Biographies,  Learn

When Breath Becomes Air, by Paul Kalanithi

At some time during the holiday season, I was in the chic suburbs of Paris, my hosts had gone to celebrate with friends, I was alone with my lover in front of the fireplace. And I was depressed.

It's the vacations that do it, I think. I was super comfortable, I had absolutely nothing on my schedule except wondering what I wanted to eat for dinner. What is my brain doing in this situation? Spinning like a hamster in a wheel. It's whispering to me that I'm worthless, that life has no meaning, that my lover could die at any time, that we're always alone in the end, etc.

Lovely, isn't it?

Hoping to restore my sanity a bit, I wanted to dive into a deep and sad biography that would reconnect me to what really matters. Why not a finalist for the Pulitzer Prize, while we're at it?

Summary

Before he was diagnosed with cancer, Paul would probably have described himself as someone who knows a lot about death. As a neurosurgeon, he deals with it every day. He helps his patients make some of the most important decisions of their lives, and performs delicate surgeries in the midst of everything that makes them human and alive. He's also the one who delivers the bad news to their loved ones when operations go wrong.

Yet Dr. Kalanithi could never have predicted what he would face when he received his diagnosis. Who could? He is not yet forty, and his life was just beginning to really develop. He was beginning to build a reputation in his field, he has a wife, and he was thinking of having children soon. And to make matters worse, his doctor flatly refuses to talk about survival probabilities: maybe he has a year left, maybe ten. No one knows.
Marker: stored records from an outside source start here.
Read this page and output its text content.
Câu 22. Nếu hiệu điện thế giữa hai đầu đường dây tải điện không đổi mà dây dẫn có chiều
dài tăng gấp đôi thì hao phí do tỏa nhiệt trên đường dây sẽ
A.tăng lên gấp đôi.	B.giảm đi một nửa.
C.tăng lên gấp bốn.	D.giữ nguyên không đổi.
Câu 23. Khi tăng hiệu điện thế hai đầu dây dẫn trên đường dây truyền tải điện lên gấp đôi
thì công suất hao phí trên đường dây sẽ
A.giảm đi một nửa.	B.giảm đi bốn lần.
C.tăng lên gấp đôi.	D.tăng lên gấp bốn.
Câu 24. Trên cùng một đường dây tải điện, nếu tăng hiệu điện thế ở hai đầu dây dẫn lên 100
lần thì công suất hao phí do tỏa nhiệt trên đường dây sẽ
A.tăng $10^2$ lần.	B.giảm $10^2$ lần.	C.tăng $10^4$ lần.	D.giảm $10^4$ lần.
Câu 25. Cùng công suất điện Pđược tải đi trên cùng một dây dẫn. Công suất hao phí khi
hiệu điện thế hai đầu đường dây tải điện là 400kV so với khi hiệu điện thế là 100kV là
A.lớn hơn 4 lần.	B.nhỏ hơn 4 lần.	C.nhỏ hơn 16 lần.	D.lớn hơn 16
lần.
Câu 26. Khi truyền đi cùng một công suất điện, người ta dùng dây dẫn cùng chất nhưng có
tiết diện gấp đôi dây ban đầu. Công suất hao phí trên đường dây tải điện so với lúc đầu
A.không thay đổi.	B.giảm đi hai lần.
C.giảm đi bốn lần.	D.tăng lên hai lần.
How does one make decisions under these circumstances? Should he still consider having a child with his wife? Can he still consider a career? Without his career and his health, who is he?

Impressions

You can probably imagine what a book like this can do to you. I knew it, it's not a punchline: Dr. Kalanithi dies at the end. But obviously, that didn't stop me from crying my eyes out. Especially when Paul's wife concludes the book he didn't have time to finish.
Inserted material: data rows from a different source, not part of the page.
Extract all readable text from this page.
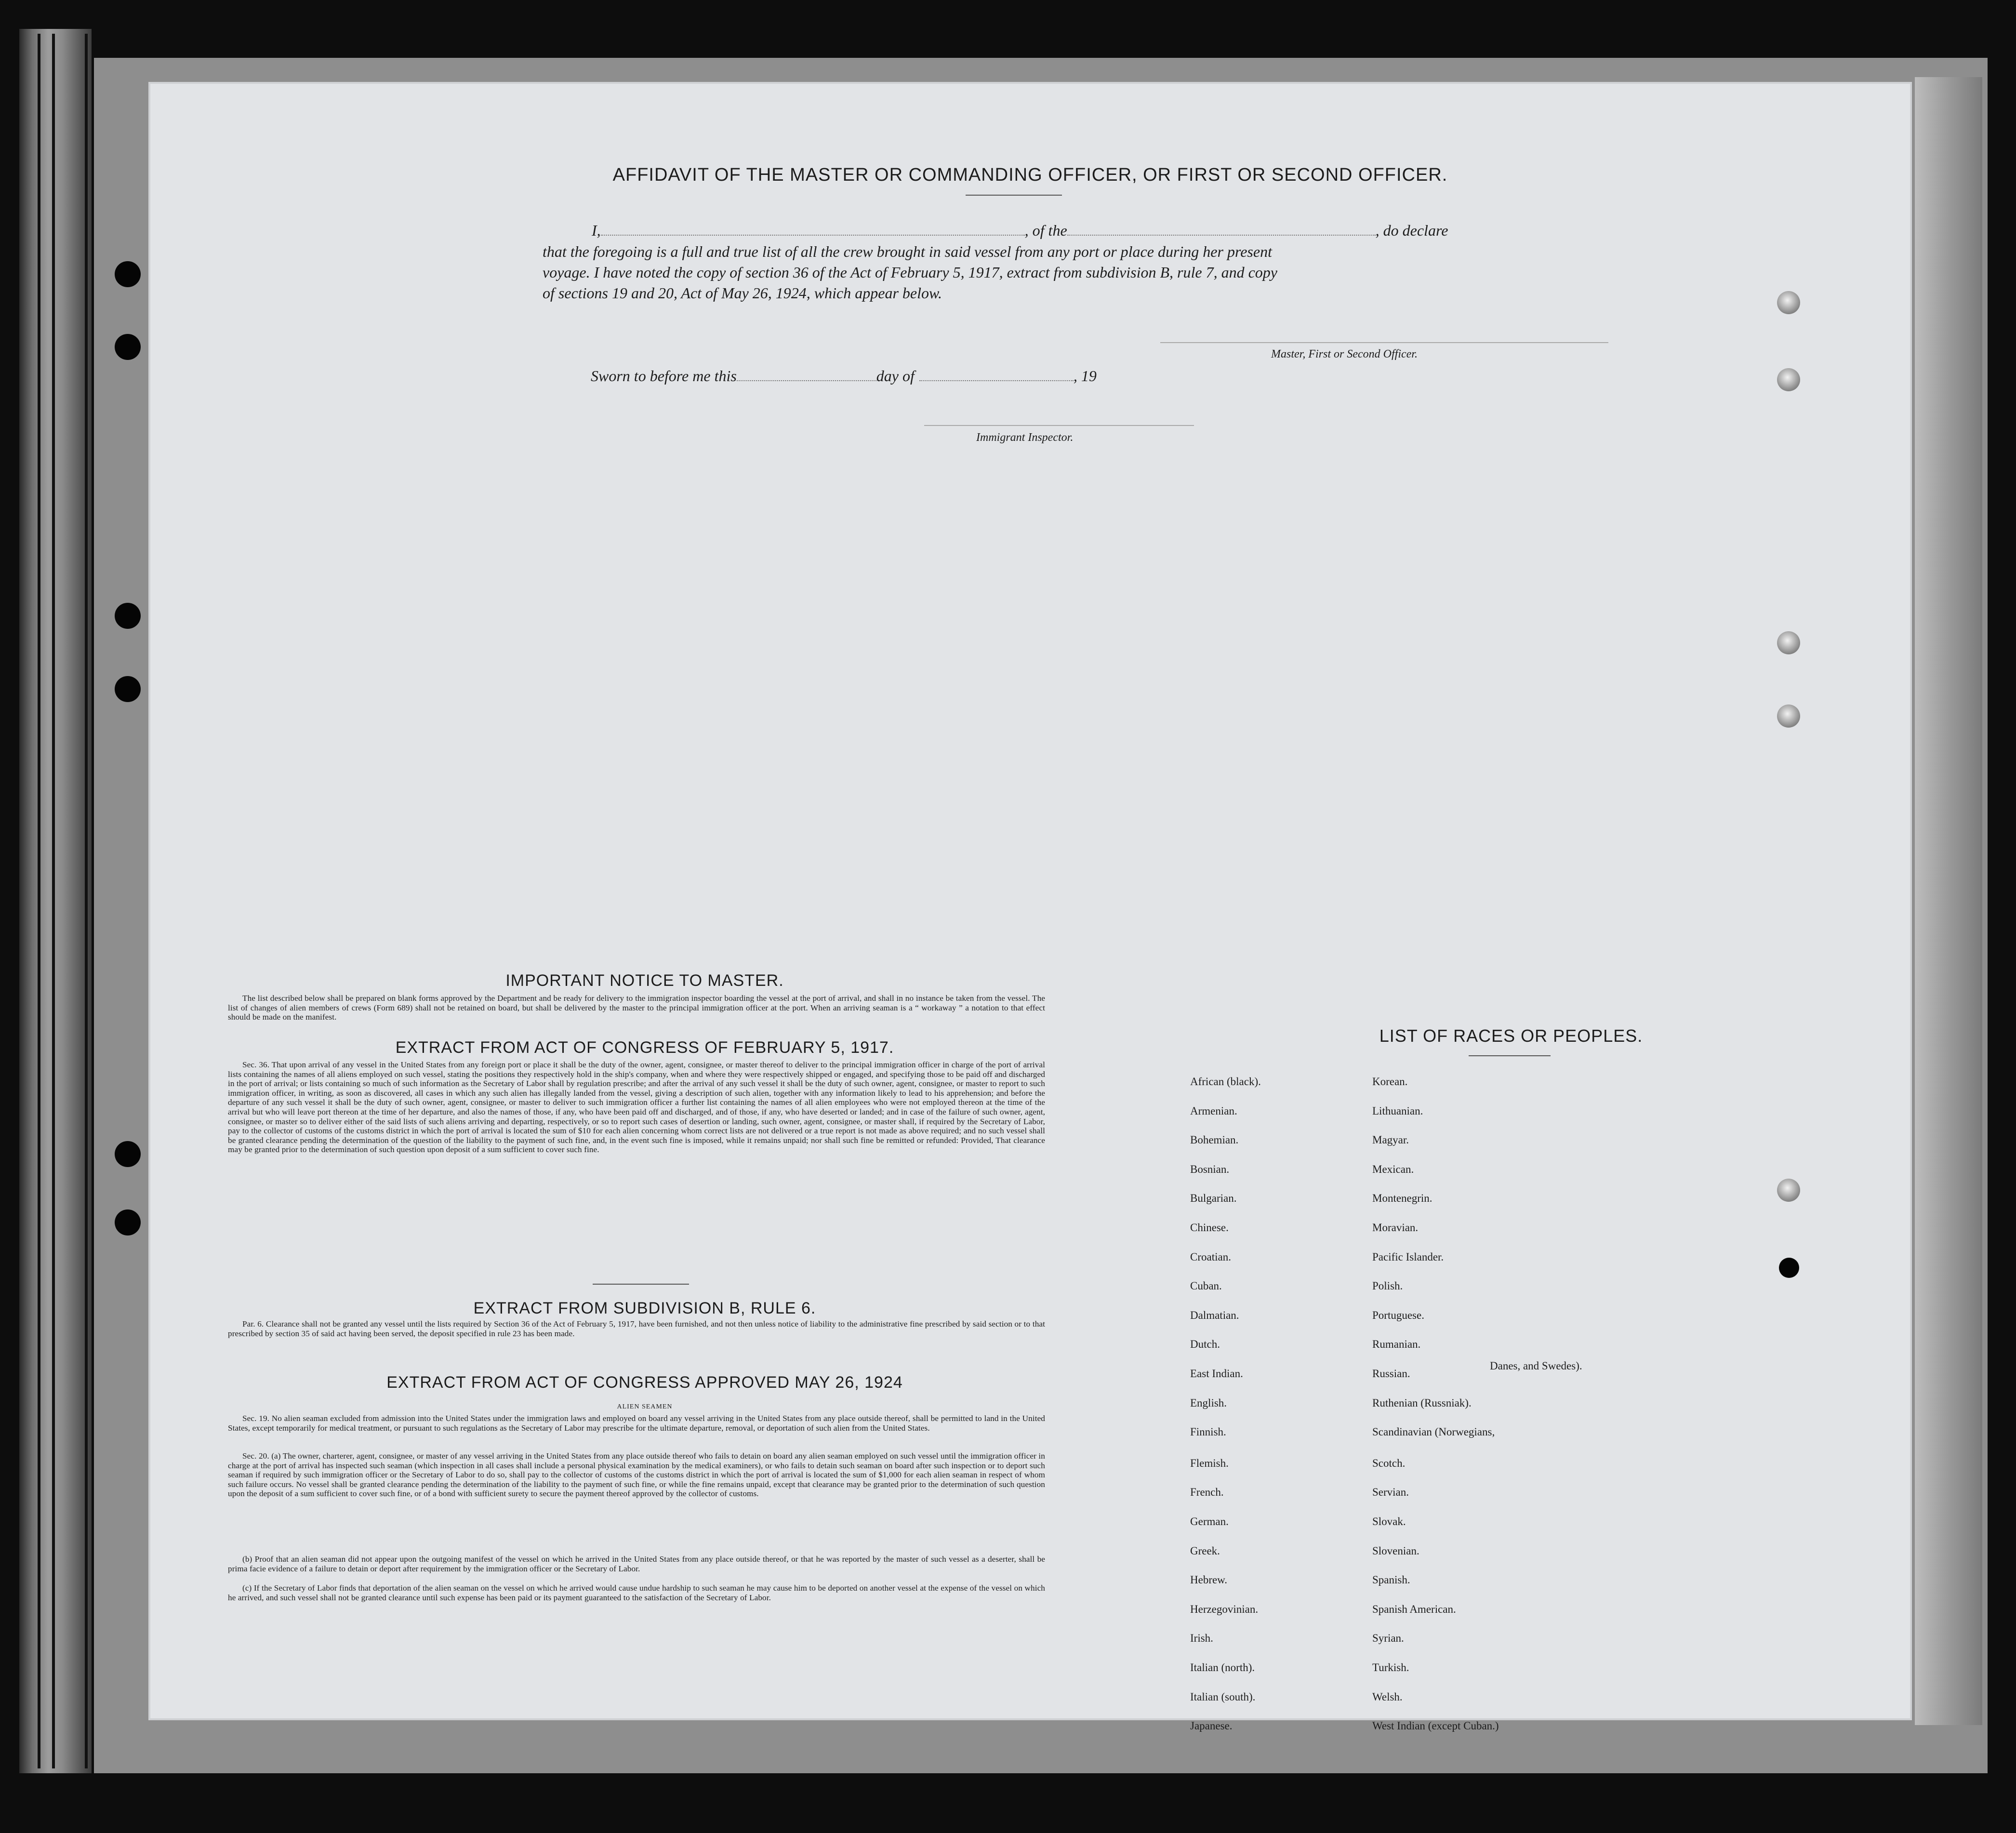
AFFIDAVIT OF THE MASTER OR COMMANDING OFFICER, OR FIRST OR SECOND OFFICER.
I,	, of the	, do declare
that the foregoing is a full and true list of all the crew brought in said vessel from any port or place during her present
voyage. I have noted the copy of section 36 of the Act of February 5, 1917, extract from subdivision B, rule 7, and copy
of sections 19 and 20, Act of May 26, 1924, which appear below.
Master, First or Second Officer.
Sworn to before me this	day of	, 19
Immigrant Inspector.
IMPORTANT NOTICE TO MASTER.
The list described below shall be prepared on blank forms approved by the Department and be ready for delivery to the immigration inspector boarding the vessel at the port of arrival, and shall in no instance be taken from the vessel. The list of changes of alien members of crews (Form 689) shall not be retained on board, but shall be delivered by the master to the principal immigration officer at the port. When an arriving seaman is a “ workaway ” a notation to that effect should be made on the manifest.
EXTRACT FROM ACT OF CONGRESS OF FEBRUARY 5, 1917.
Sec. 36. That upon arrival of any vessel in the United States from any foreign port or place it shall be the duty of the owner, agent, consignee, or master thereof to deliver to the principal immigration officer in charge of the port of arrival lists containing the names of all aliens employed on such vessel, stating the positions they respectively hold in the ship's company, when and where they were respectively shipped or engaged, and specifying those to be paid off and discharged in the port of arrival; or lists containing so much of such information as the Secretary of Labor shall by regulation prescribe; and after the arrival of any such vessel it shall be the duty of such owner, agent, consignee, or master to report to such immigration officer, in writing, as soon as discovered, all cases in which any such alien has illegally landed from the vessel, giving a description of such alien, together with any information likely to lead to his apprehension; and before the departure of any such vessel it shall be the duty of such owner, agent, consignee, or master to deliver to such immigration officer a further list containing the names of all alien employees who were not employed thereon at the time of the arrival but who will leave port thereon at the time of her departure, and also the names of those, if any, who have been paid off and discharged, and of those, if any, who have deserted or landed; and in case of the failure of such owner, agent, consignee, or master so to deliver either of the said lists of such aliens arriving and departing, respectively, or so to report such cases of desertion or landing, such owner, agent, consignee, or master shall, if required by the Secretary of Labor, pay to the collector of customs of the customs district in which the port of arrival is located the sum of $10 for each alien concerning whom correct lists are not delivered or a true report is not made as above required; and no such vessel shall be granted clearance pending the determination of the question of the liability to the payment of such fine, and, in the event such fine is imposed, while it remains unpaid; nor shall such fine be remitted or refunded: Provided, That clearance may be granted prior to the determination of such question upon deposit of a sum sufficient to cover such fine.
EXTRACT FROM SUBDIVISION B, RULE 6.
Par. 6. Clearance shall not be granted any vessel until the lists required by Section 36 of the Act of February 5, 1917, have been furnished, and not then unless notice of liability to the administrative fine prescribed by said section or to that prescribed by section 35 of said act having been served, the deposit specified in rule 23 has been made.
EXTRACT FROM ACT OF CONGRESS APPROVED MAY 26, 1924
ALIEN SEAMEN
Sec. 19. No alien seaman excluded from admission into the United States under the immigration laws and employed on board any vessel arriving in the United States from any place outside thereof, shall be permitted to land in the United States, except temporarily for medical treatment, or pursuant to such regulations as the Secretary of Labor may prescribe for the ultimate departure, removal, or deportation of such alien from the United States.
Sec. 20. (a) The owner, charterer, agent, consignee, or master of any vessel arriving in the United States from any place outside thereof who fails to detain on board any alien seaman employed on such vessel until the immigration officer in charge at the port of arrival has inspected such seaman (which inspection in all cases shall include a personal physical examination by the medical examiners), or who fails to detain such seaman on board after such inspection or to deport such seaman if required by such immigration officer or the Secretary of Labor to do so, shall pay to the collector of customs of the customs district in which the port of arrival is located the sum of $1,000 for each alien seaman in respect of whom such failure occurs. No vessel shall be granted clearance pending the determination of the liability to the payment of such fine, or while the fine remains unpaid, except that clearance may be granted prior to the determination of such question upon the deposit of a sum sufficient to cover such fine, or of a bond with sufficient surety to secure the payment thereof approved by the collector of customs.
(b) Proof that an alien seaman did not appear upon the outgoing manifest of the vessel on which he arrived in the United States from any place outside thereof, or that he was reported by the master of such vessel as a deserter, shall be prima facie evidence of a failure to detain or deport after requirement by the immigration officer or the Secretary of Labor.
(c) If the Secretary of Labor finds that deportation of the alien seaman on the vessel on which he arrived would cause undue hardship to such seaman he may cause him to be deported on another vessel at the expense of the vessel on which he arrived, and such vessel shall not be granted clearance until such expense has been paid or its payment guaranteed to the satisfaction of the Secretary of Labor.
LIST OF RACES OR PEOPLES.
African (black).
Armenian.
Bohemian.
Bosnian.
Bulgarian.
Chinese.
Croatian.
Cuban.
Dalmatian.
Dutch.
East Indian.
English.
Finnish.
Flemish.
French.
German.
Greek.
Hebrew.
Herzegovinian.
Irish.
Italian (north).
Italian (south).
Japanese.
Korean.
Lithuanian.
Magyar.
Mexican.
Montenegrin.
Moravian.
Pacific Islander.
Polish.
Portuguese.
Rumanian.
Russian.
Ruthenian (Russniak).
Scandinavian (Norwegians,
Scotch.
Servian.
Slovak.
Slovenian.
Spanish.
Spanish American.
Syrian.
Turkish.
Welsh.
West Indian (except Cuban.)
Danes, and Swedes).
I found this book incredibly beautiful though. It reminded me how beautiful and hard life is at the same time. That love is really what matters. That as humans, we are incredibly resilient. And that no one can take their future for granted.

This book is by no means a guide to understanding death, or what to do when faced with it. These are eternal and incredibly personal questions to which we will probably never have a definitive answer. I have no idea what I would have done in Dr. Kalanithi's place, but I suspect it would not have been the same. I also suspect that I would not have been able to express it at all as well as he did.

This book is to be put in the hands of people who have hard times ahead (or masochists like me who want to think about death from time to time). It's going to be hard. But it will be okay.